Barry Beach was convicted in 1984 by a Montana jury of deliberate homicide after confessing to authorities that he beat to death Kimberly Nees, a 17-year-old classmate at Poplar High School in northeastern Montana, with a wrench and tire iron after she refused him sex, court document show.

Beach, who was 17 at the time of Nees’ death, was sentenced to 100 years in prison without the possibility of parole.

The state Board of Pardons and Parole has twice turned down Beach’s clemency requests but the governor has the right to grant clemency regardless of the board's actions.

"I will give the merits of his requests careful consideration and render a decision that serves the best interests of the state," Governor Steve Bullock said in a written statement.

There is no timeline for Bullock's decision.

In the decades since his conviction and sentencing, Beach has several times argued in legal documents that he was innocent and that his confession was coerced by police.

In 2011, he was briefly released from prison after a state court granted him a new trial based on what Beach’s attorneys said was new evidence suggesting a group of teenage girls attacked and killed Nees, legal documents show.

On appeal, the Montana Supreme Court in 2013 found the lower court had erred in granting a new trial because Beach had not proved his initial trial was constitutionally flawed and because the new evidence was tied to witnesses whose “stories had changed over time,” state justices found.

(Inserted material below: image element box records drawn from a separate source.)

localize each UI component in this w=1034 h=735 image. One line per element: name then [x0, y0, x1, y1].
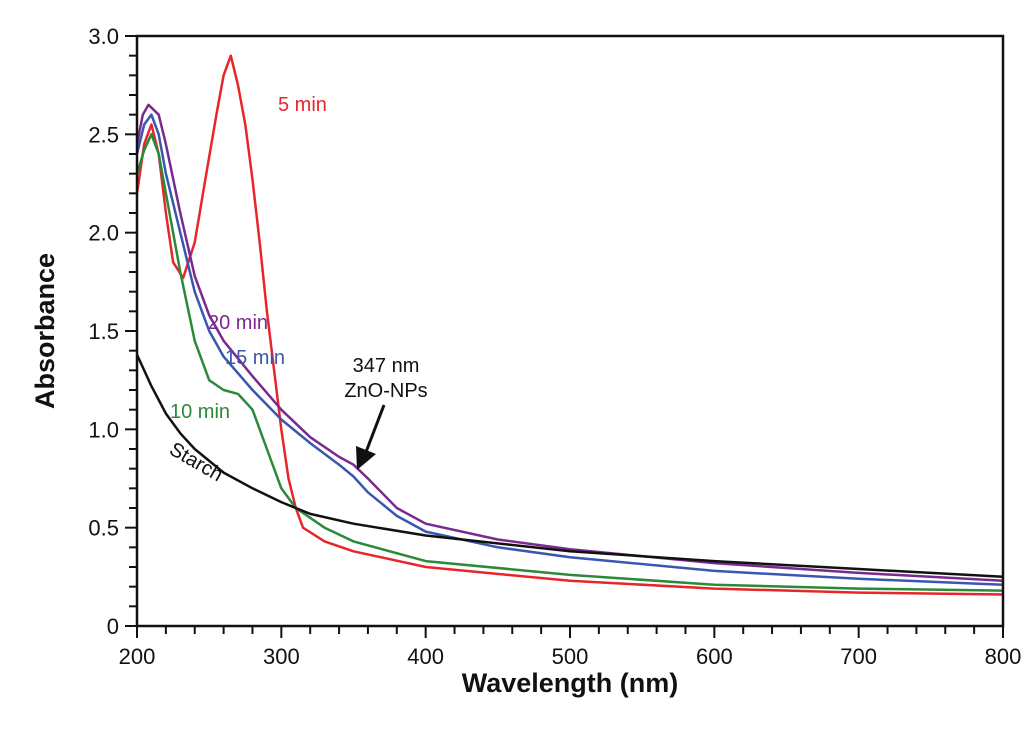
series-label-5min: 5 min — [278, 94, 327, 116]
y-axis-label: Absorbance — [30, 253, 60, 409]
x-tick-label: 200 — [119, 644, 156, 669]
y-tick-label: 2.5 — [88, 122, 119, 147]
series-label-20min: 20 min — [208, 312, 268, 334]
series-line-10min — [135, 133, 1004, 592]
annotation-arrow — [356, 404, 386, 470]
x-tick-label: 400 — [407, 644, 444, 669]
x-tick-label: 500 — [552, 644, 589, 669]
series-line-15min — [135, 113, 1004, 586]
y-tick-label: 0 — [107, 614, 119, 639]
series-line-starch — [135, 354, 1004, 579]
series-line-5min — [135, 54, 1004, 596]
y-tick-label: 1.5 — [88, 319, 119, 344]
annotation-zno: ZnO-NPs — [344, 380, 427, 402]
y-tick-label: 0.5 — [88, 516, 119, 541]
y-tick-label: 1.0 — [88, 417, 119, 442]
series-lines — [135, 54, 1004, 596]
x-tick-labels: 200 300 400 500 600 700 800 — [119, 644, 1022, 669]
x-tick-label: 600 — [696, 644, 733, 669]
series-label-10min: 10 min — [170, 401, 230, 423]
x-axis-label: Wavelength (nm) — [462, 668, 679, 698]
series-label-starch: Starch — [166, 438, 227, 486]
series-line-20min — [135, 103, 1004, 583]
x-tick-label: 700 — [840, 644, 877, 669]
y-tick-label: 3.0 — [88, 24, 119, 49]
x-tick-label: 800 — [985, 644, 1022, 669]
axis-ticks — [125, 35, 1004, 638]
series-label-15min: 15 min — [225, 347, 285, 369]
x-tick-label: 300 — [263, 644, 300, 669]
annotation-wavelength: 347 nm — [353, 355, 420, 377]
y-tick-label: 2.0 — [88, 221, 119, 246]
y-tick-labels: 0 0.5 1.0 1.5 2.0 2.5 3.0 — [88, 24, 119, 639]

The case has drawn the attention of legal advocates who believe sentencing for offenders under age 18 should take into account their age and the possibility of reform.

That was the substance of a request by Beach for a new sentencing hearing, which was rejected by Montana’s top court earlier this year.

By a narrow 4-3 majority, Montana justices found that Beach could not seek to retroactively apply a 2012 ruling by the U.S. Supreme Court that found that an Alabama law mandating life without parole for a juvenile convicted of murder violated a constitutional ban on cruel and unusual punishment.